Quatro meses de investigação culminaram na identificação de duas pessoas, no encerramento do lar e na retirada à mãe de uma bebé de dois anos

A GNR encerrou um lar ilegal no concelho de Oliveira do Bairro, tendo «identificado uma mulher de 34 anos e um homem de 18 anos por maus tratos a idosos», anunciou ontem aquela força de segurança.

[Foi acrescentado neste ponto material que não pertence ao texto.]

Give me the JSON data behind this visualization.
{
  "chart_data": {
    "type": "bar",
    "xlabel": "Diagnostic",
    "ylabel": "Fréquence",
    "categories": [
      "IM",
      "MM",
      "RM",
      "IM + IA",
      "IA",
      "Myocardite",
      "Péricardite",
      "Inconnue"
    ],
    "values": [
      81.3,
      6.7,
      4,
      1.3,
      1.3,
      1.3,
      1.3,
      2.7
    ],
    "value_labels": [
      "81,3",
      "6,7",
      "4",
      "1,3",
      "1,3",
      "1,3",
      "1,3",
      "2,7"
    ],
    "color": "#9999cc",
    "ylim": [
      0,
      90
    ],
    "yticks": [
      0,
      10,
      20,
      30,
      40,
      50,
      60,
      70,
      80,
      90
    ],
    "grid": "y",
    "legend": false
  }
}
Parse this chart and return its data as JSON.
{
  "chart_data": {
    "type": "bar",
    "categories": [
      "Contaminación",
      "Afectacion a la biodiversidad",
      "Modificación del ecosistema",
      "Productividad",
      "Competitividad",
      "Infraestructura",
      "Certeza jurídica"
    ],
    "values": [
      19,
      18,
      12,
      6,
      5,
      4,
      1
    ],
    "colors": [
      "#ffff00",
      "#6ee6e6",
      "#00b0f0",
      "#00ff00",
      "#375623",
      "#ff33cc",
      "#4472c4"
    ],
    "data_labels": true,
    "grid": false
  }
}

A investigação do Comando Territorial de Aveiro decorria há quatro meses e incidia na prática reiterada de crimes de maus-tratos físicos e psíquicos sobre idosos.

Crimes reiterados
«Os militares da Guarda realizaram diligências policiais que permitiram apurar que os suspeitos desenvolviam a atividade de acolhimento de idosos em residências arrendadas, sem que os espaços em questão possuíssem condições adequadas para acolher os idosos ali residentes», refere a GNR, acrescentando que foi também confirmado que os «cuidadores dos idosos não eram detentores de formação profissional adequada». As investigações começaram em maio, quando a mesma mulher foi identificada pela prática deste mesmo tipo de crime, numa casa em Bustos que funcionaria como lar ilegal, vindo a culminar na passada quarta-feira, com o encerramento de outra estrutura, agora a funcionar em Oliveira do Bairro, e na identificação dos infratores.

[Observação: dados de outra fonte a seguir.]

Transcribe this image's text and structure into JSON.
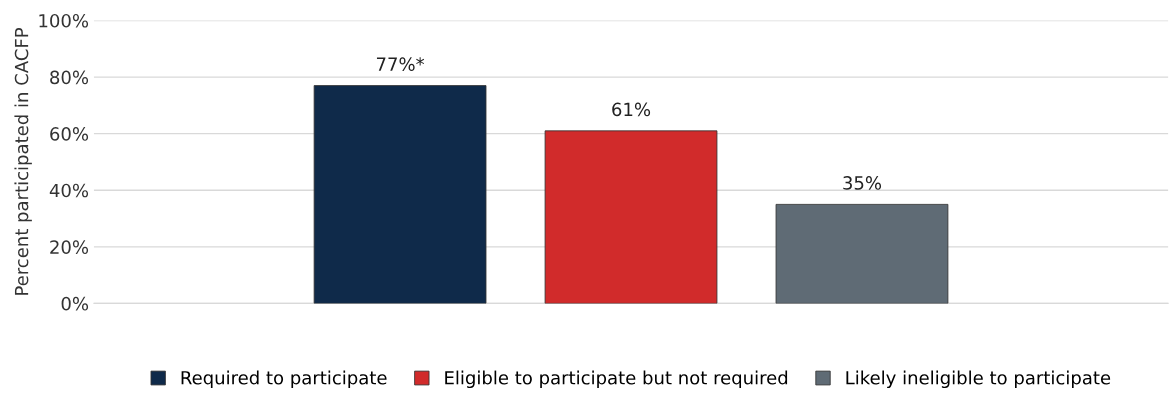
{
  "chart_data": {
    "type": "bar",
    "ylabel": "Percent participated in CACFP",
    "categories": [
      null
    ],
    "series": [
      {
        "name": "Required to participate",
        "color": "#0f2a4a",
        "values": [
          77
        ],
        "value_labels": [
          "77%*"
        ]
      },
      {
        "name": "Eligible to participate but not required",
        "color": "#d12b2b",
        "values": [
          61
        ],
        "value_labels": [
          "61%"
        ]
      },
      {
        "name": "Likely ineligible to participate",
        "color": "#5f6b75",
        "values": [
          35
        ],
        "value_labels": [
          "35%"
        ]
      }
    ],
    "ylim": [
      0,
      100
    ],
    "yticks": [
      {
        "value": 0,
        "label": "0%"
      },
      {
        "value": 20,
        "label": "20%"
      },
      {
        "value": 40,
        "label": "40%"
      },
      {
        "value": 60,
        "label": "60%"
      },
      {
        "value": 80,
        "label": "80%"
      },
      {
        "value": 100,
        "label": "100%"
      }
    ],
    "grid": "y",
    "legend": "bottom"
  }
}
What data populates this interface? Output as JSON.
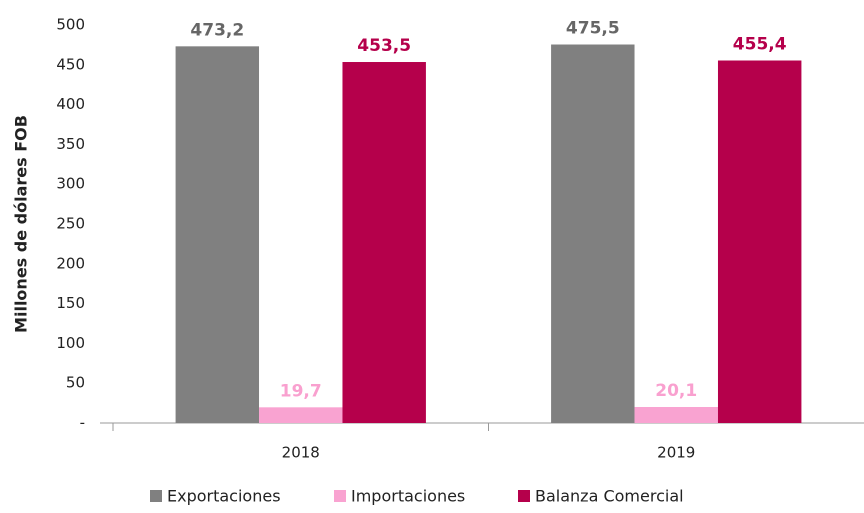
{
  "chart_data": {
    "type": "bar",
    "y_label": "Millones de dólares FOB",
    "categories": [
      "2018",
      "2019"
    ],
    "series": [
      {
        "name": "Exportaciones",
        "color": "#808080",
        "label_color": "#666666",
        "values": [
          473.2,
          475.5
        ],
        "value_labels": [
          "473,2",
          "475,5"
        ]
      },
      {
        "name": "Importaciones",
        "color": "#f9a3d1",
        "label_color": "#f9a0cf",
        "values": [
          19.7,
          20.1
        ],
        "value_labels": [
          "19,7",
          "20,1"
        ]
      },
      {
        "name": "Balanza Comercial",
        "color": "#b5004b",
        "label_color": "#b5004b",
        "values": [
          453.5,
          455.4
        ],
        "value_labels": [
          "453,5",
          "455,4"
        ]
      }
    ],
    "ylim": [
      0,
      500
    ],
    "yticks": [
      {
        "value": 0,
        "label": "-"
      },
      50,
      100,
      150,
      200,
      250,
      300,
      350,
      400,
      450,
      500
    ],
    "legend": "bottom"
  }
}
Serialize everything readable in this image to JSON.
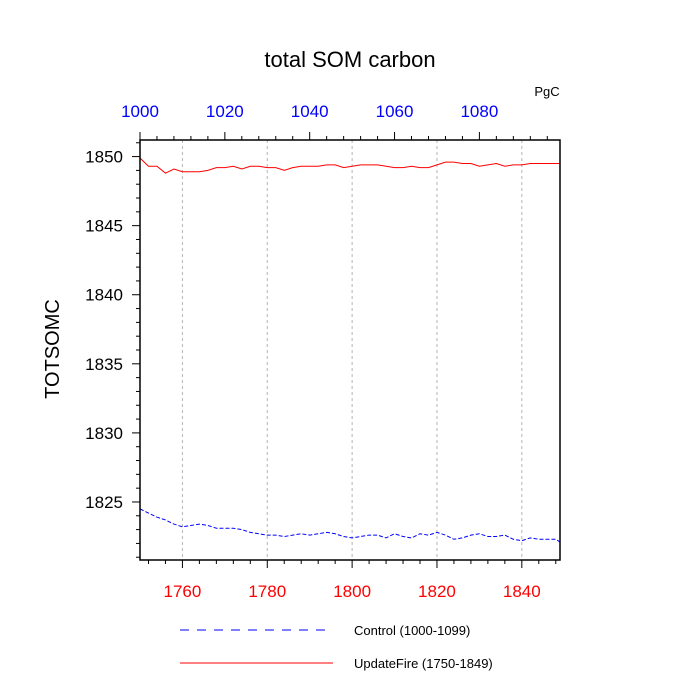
{
  "chart_data": {
    "type": "line",
    "title": "total SOM carbon",
    "units": "PgC",
    "ylabel": "TOTSOMC",
    "ylim": [
      1820.8,
      1851.2
    ],
    "yticks": [
      1825,
      1830,
      1835,
      1840,
      1845,
      1850
    ],
    "bottom_axis": {
      "lim": [
        1750,
        1849
      ],
      "ticks": [
        1760,
        1780,
        1800,
        1820,
        1840
      ],
      "color": "#ff0000"
    },
    "top_axis": {
      "lim": [
        1000,
        1099
      ],
      "ticks": [
        1000,
        1020,
        1040,
        1060,
        1080
      ],
      "color": "#0000ff"
    },
    "vertical_grid": "dashed grey at bottom-axis major ticks",
    "legend_position": "bottom",
    "series": [
      {
        "name": "Control (1000-1099)",
        "axis": "top",
        "color": "#0000ff",
        "dash": "dashed",
        "x": [
          1000,
          1002,
          1004,
          1006,
          1008,
          1010,
          1012,
          1014,
          1016,
          1018,
          1020,
          1022,
          1024,
          1026,
          1028,
          1030,
          1032,
          1034,
          1036,
          1038,
          1040,
          1042,
          1044,
          1046,
          1048,
          1050,
          1052,
          1054,
          1056,
          1058,
          1060,
          1062,
          1064,
          1066,
          1068,
          1070,
          1072,
          1074,
          1076,
          1078,
          1080,
          1082,
          1084,
          1086,
          1088,
          1090,
          1092,
          1094,
          1096,
          1098,
          1099
        ],
        "y": [
          1824.5,
          1824.2,
          1823.9,
          1823.7,
          1823.4,
          1823.2,
          1823.3,
          1823.4,
          1823.3,
          1823.1,
          1823.1,
          1823.1,
          1823.0,
          1822.8,
          1822.7,
          1822.6,
          1822.6,
          1822.5,
          1822.6,
          1822.7,
          1822.6,
          1822.7,
          1822.8,
          1822.7,
          1822.5,
          1822.4,
          1822.5,
          1822.6,
          1822.6,
          1822.4,
          1822.7,
          1822.5,
          1822.4,
          1822.7,
          1822.6,
          1822.8,
          1822.6,
          1822.3,
          1822.4,
          1822.6,
          1822.7,
          1822.5,
          1822.5,
          1822.6,
          1822.3,
          1822.2,
          1822.4,
          1822.3,
          1822.3,
          1822.3,
          1822.1
        ]
      },
      {
        "name": "UpdateFire (1750-1849)",
        "axis": "bottom",
        "color": "#ff0000",
        "dash": "solid",
        "x": [
          1750,
          1751,
          1752,
          1754,
          1756,
          1758,
          1760,
          1762,
          1764,
          1766,
          1768,
          1770,
          1772,
          1774,
          1776,
          1778,
          1780,
          1782,
          1784,
          1786,
          1788,
          1790,
          1792,
          1794,
          1796,
          1798,
          1800,
          1802,
          1804,
          1806,
          1808,
          1810,
          1812,
          1814,
          1816,
          1818,
          1820,
          1822,
          1824,
          1826,
          1828,
          1830,
          1832,
          1834,
          1836,
          1838,
          1840,
          1842,
          1844,
          1846,
          1849
        ],
        "y": [
          1849.9,
          1849.6,
          1849.3,
          1849.3,
          1848.8,
          1849.1,
          1848.9,
          1848.9,
          1848.9,
          1849.0,
          1849.2,
          1849.2,
          1849.3,
          1849.1,
          1849.3,
          1849.3,
          1849.2,
          1849.2,
          1849.0,
          1849.2,
          1849.3,
          1849.3,
          1849.3,
          1849.4,
          1849.4,
          1849.2,
          1849.3,
          1849.4,
          1849.4,
          1849.4,
          1849.3,
          1849.2,
          1849.2,
          1849.3,
          1849.2,
          1849.2,
          1849.4,
          1849.6,
          1849.6,
          1849.5,
          1849.5,
          1849.3,
          1849.4,
          1849.5,
          1849.3,
          1849.4,
          1849.4,
          1849.5,
          1849.5,
          1849.5,
          1849.5
        ]
      }
    ],
    "legend": [
      {
        "label": "Control (1000-1099)",
        "color": "#0000ff",
        "dash": "dashed"
      },
      {
        "label": "UpdateFire (1750-1849)",
        "color": "#ff0000",
        "dash": "solid"
      }
    ]
  }
}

«No decorrer das diligências procedeu-se à retirada de quatro idosos que foram encaminhados para respostas na região. Três para a rede de apoio da Segurança Social, nomeadamente para instituições de Anadia, Águeda e São João da Madeira, e um entregue aos cuidados de familiares.
Bebé de dois anos
em condições desumanas
Desta operação fez, ainda, parte a retirada à mãe e sinalização, junto da Comissão Proteção de Crianças e Jovens, de uma criança de dois anos, filha da única colaboradora deste lar e que, segundo as autoridades, vivia num anexo da casa onde o lar funcionava, em condições consideradas desumanas.

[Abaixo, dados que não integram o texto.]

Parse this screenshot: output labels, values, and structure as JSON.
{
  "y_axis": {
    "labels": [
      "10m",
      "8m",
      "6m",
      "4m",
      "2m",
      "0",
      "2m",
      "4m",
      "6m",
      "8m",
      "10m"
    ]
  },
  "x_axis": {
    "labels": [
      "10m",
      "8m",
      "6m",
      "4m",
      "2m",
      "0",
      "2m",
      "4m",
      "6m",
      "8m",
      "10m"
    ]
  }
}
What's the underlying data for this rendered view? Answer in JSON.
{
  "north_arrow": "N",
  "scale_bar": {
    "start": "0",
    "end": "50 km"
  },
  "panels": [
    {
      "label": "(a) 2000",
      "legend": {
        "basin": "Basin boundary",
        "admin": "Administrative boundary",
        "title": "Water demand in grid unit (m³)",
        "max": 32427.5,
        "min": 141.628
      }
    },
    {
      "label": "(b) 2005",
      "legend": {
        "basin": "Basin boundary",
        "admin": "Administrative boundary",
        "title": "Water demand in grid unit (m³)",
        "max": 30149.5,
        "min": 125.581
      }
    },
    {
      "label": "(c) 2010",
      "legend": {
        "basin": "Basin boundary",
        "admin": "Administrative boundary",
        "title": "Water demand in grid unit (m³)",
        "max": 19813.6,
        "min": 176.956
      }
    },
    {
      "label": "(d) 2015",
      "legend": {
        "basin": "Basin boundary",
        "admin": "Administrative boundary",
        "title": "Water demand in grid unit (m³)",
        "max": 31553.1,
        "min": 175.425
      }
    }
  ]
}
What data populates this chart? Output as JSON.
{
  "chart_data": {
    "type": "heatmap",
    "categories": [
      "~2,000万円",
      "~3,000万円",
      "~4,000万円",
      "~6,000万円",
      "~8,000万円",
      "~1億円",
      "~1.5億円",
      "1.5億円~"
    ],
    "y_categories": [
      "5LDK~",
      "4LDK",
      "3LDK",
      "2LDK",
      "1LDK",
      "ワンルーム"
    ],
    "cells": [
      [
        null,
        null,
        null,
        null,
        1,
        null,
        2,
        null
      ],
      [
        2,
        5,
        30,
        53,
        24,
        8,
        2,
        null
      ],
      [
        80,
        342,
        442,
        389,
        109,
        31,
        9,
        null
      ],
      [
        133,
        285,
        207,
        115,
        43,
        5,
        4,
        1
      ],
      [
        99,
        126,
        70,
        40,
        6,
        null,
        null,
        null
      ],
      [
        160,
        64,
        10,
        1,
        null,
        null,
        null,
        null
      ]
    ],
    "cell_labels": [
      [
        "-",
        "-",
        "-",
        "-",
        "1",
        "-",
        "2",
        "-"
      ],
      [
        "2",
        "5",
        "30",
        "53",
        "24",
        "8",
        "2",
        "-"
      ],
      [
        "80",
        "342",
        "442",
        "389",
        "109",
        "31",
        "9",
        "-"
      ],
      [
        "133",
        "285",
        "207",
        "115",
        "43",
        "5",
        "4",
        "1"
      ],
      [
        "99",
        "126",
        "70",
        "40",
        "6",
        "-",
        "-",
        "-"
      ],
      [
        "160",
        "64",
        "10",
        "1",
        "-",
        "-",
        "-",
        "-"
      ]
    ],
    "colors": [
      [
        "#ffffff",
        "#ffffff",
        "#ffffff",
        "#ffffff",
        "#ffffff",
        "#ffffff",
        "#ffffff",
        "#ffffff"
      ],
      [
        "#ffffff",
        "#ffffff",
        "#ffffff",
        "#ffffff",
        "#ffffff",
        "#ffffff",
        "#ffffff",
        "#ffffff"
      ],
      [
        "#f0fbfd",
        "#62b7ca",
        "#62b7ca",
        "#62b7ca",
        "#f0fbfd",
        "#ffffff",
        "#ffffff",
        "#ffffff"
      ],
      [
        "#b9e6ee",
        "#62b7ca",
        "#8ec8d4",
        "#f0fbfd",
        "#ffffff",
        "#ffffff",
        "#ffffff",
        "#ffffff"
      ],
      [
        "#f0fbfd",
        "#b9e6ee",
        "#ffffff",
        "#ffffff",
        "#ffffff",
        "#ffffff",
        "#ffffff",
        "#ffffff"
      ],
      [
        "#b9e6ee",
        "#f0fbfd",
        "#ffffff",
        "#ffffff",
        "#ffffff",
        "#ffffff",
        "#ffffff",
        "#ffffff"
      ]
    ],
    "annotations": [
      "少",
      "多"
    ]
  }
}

A criança foi encaminhada para uma instituição de solidariedade social de apoio a menores em risco e, segundo a GNR, será agora acompanhada de perto pela Comissão de Proteção de Crianças e Jovens.
Os factos foram comunicados ao Tribunal Judicial de Águeda e cabe agora ao Ministério Público dar continuidade às investigações. A mulher que explorava o lar e o homem de 18 anos, ambos identificados, podem vir a ser constituídos arguidos.

Ação concertada
A ação contou com o apoio da Autoridade de Saúde de Oliveira Bairro, da Segurança Social de Coimbra, da Segurança Social de Aveiro e da Comissão de Proteção de Crianças e Jovens de Oliveira do Bairro.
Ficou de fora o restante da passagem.